Hey guys, I made a new video on my sharks. I hope you enjoy watching it!


----------



## sooley19 (Jan 7, 2009)

absolutely amazing


----------



## kamal (Apr 21, 2009)

WOW that is amazing


----------



## Flexin5 (Nov 12, 2011)

crazy. i'd love to keep one some day. 

stupid question, but why are cat sharks non reef safe? do they actually go after coral?


----------



## fesso clown (Nov 15, 2011)

wow. thanks for sharing that. amazing!


----------



## Bayinaung (Feb 24, 2012)

pretty cool.


----------



## disman_ca (Nov 12, 2011)

Nice, you should drop the Toronto Ripley's a line just to make sure they know you exist as a business. You never know if they are looking for additional sharks that don't need to be imported.


----------



## Chris A (Feb 2, 2011)

Thanks for watching and for the comments everyone.

Flexin, the thing with sharks is they have a tendency to dig and bulldoze corals over. I would avoid stinging corals in the same tank to play it safe for the shark sake.


----------



## aznphil (Jul 20, 2011)

wow i fully support your cause...and the eggs trip me out every time.


----------



## Flexin5 (Nov 12, 2011)

Chris A said:


> Thanks for watching and for the comments everyone.
> 
> Flexin, the thing with sharks is they have a tendency to dig and bulldoze corals over. I would avoid stinging corals in the same tank to play it safe for the shark sake.

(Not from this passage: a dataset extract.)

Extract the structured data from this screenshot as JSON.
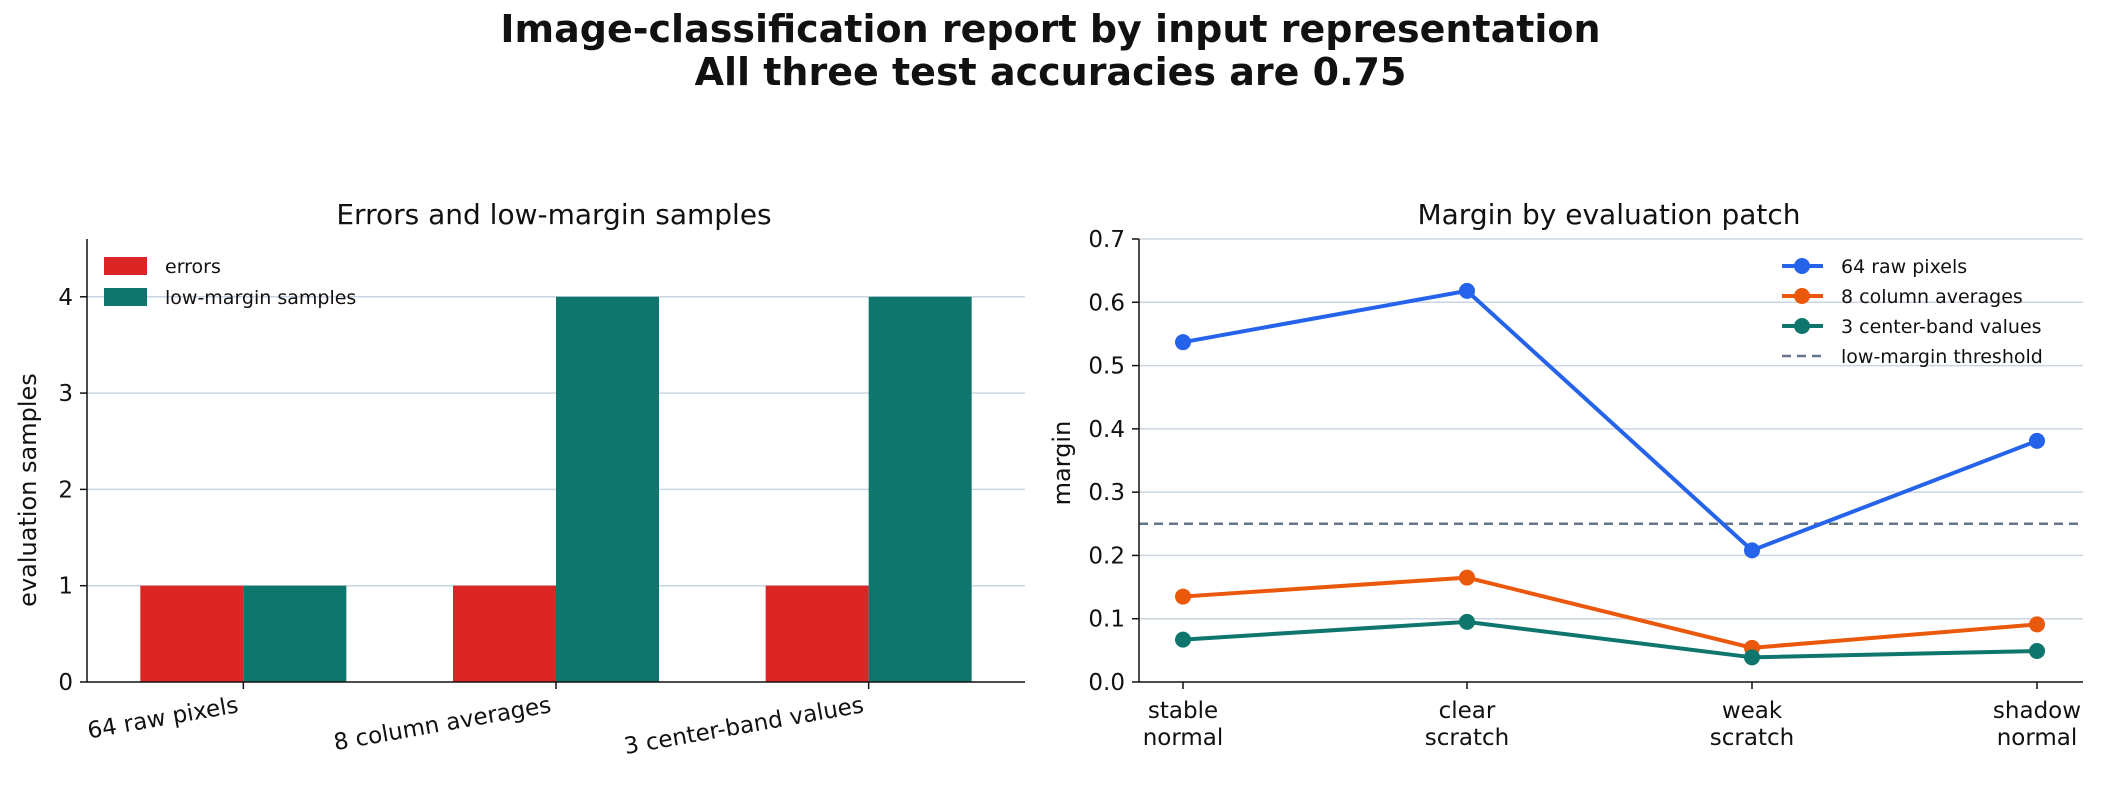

I see. so would it be doable to say have a sps tank with sps on the top end of the rocks and the frags glued down and nothing on the sand bed? that would be a cool tank.


----------



## Crumbs (Mar 8, 2008)

An sps shark tank would be pretty neat. It could work with some of the smaller species such as the Bali Cats that would not be as destructive.

I have a newly hatched resident to welcome. Thought some of you would like to see.


----------



## 50seven (Feb 14, 2010)

Cool... Lucky you!


----------